# Flow bindings



## DannyP (Aug 17, 2010)

Bump, any comments?

Which bindings would you guys suggest to me? Thanks.


----------



## Beatlesfan888 (Jul 8, 2010)

I do alot of park stuff too so i was thinking about some ride contrabands but im interested in what people have to say about the flows...


----------



## DannyP (Aug 17, 2010)

Yea same bro.


----------



## Leo (Nov 24, 2009)

I would avoid any Flow bindings below the M9s. The Flites are a good introduction to Flow binding tech, but you'll be left wanting more. They are just entry level Flow bindings.

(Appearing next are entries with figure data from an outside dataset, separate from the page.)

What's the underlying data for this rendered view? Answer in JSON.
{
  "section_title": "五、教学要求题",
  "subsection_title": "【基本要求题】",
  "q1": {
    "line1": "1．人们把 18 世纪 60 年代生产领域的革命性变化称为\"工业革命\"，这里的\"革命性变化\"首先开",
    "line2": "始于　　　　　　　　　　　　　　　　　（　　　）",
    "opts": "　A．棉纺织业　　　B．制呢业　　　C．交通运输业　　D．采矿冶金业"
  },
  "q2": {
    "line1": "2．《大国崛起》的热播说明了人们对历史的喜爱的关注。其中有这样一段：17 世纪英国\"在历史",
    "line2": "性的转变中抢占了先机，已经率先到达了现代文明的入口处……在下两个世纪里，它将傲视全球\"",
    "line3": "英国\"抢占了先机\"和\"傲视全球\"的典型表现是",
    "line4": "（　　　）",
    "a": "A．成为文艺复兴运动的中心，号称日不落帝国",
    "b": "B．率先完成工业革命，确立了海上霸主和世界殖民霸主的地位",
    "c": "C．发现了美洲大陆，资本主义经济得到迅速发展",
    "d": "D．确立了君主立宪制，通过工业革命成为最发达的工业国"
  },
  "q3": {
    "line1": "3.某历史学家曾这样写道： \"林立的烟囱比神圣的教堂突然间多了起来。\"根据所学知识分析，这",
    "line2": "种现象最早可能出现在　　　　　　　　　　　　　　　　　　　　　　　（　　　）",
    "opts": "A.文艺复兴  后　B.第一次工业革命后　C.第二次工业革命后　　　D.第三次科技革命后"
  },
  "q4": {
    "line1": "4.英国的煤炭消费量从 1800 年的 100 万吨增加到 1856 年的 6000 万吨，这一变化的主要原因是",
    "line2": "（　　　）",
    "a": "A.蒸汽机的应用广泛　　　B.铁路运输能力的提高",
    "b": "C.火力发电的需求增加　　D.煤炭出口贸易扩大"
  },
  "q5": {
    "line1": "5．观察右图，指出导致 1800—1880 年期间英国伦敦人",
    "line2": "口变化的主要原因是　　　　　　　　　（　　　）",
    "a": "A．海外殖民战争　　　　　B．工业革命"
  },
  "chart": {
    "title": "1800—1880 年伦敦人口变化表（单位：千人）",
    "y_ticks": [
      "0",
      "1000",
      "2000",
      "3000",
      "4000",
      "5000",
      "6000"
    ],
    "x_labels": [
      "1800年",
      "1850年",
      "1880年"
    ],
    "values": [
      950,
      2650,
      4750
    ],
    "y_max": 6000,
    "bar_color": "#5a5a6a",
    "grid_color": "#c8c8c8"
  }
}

I don't jib at all so I can't tell you how they perform there. I do however do presses and butters on the slopes. My Flows do just fine. I ride the NXT-FSE. Great pair of bindings.

Curious, why are you interested in Flow bindings for jibbing? Is it the quick entry?

You have to keep in mind that Flow bindings feel different from traditional strap ones. It does take a little getting used to at first. The biggest benefit of Flows is the pressure points or lack thereof. I have virtually 0 foot fatigue when in my Flows. I have rode some very comfy traditional bindings, but they always give me some sort of foot pain after long sessions.

M9 or M9SE is good for a middle of the road price

NXT ATSE or FSE are even better.


----------



## DannyP (Aug 17, 2010)

Ok, thanks a lot man. I'm mostly just looking for a great binding for all around that will hold up nice, for a good price. I was looking at the M9, and some other brands like Burton, Rome, Ride, Union, so on...any other bindings that would be solid for park, and all around mountain riding? Thanks a lot.


----------



## Leo (Nov 24, 2009)

Flows are still a great choice, but since speed entry or foot fatigue isn't your biggest concern, I'd recommend something else.

Rome 390s will suit your needs perfectly.

Ride Deltas are another excellent choice.

Also consider K2 Auto Uprise. Pretty solid bindings that offer the feel of traditional straps, but with quick strapping.

Snowboard Bindings


----------



## DannyP (Aug 17, 2010)

Ok, thanks for the heads up man! How would the Burton Freestyle/mission/customs be? Or should I stay away from them? Thanks.


----------



## Leo (Nov 24, 2009)

I'm really the wrong guy to ask about Burton bindings. I have long hated their bindings, even though I rock their boards and clothes. However, I did like a couple of their 2011 bindings. The cobrasharks and restricted Malavitas were awesome. Since you don't have a Burton ICS board, the Cobrasharks would be good.

Burton Bindings

The Cobrsharks were comfy. I didn't really notice that the wing on them made any big difference other than adding comfort.


----------



## DannyP (Aug 17, 2010)

Sweet thanks.


----------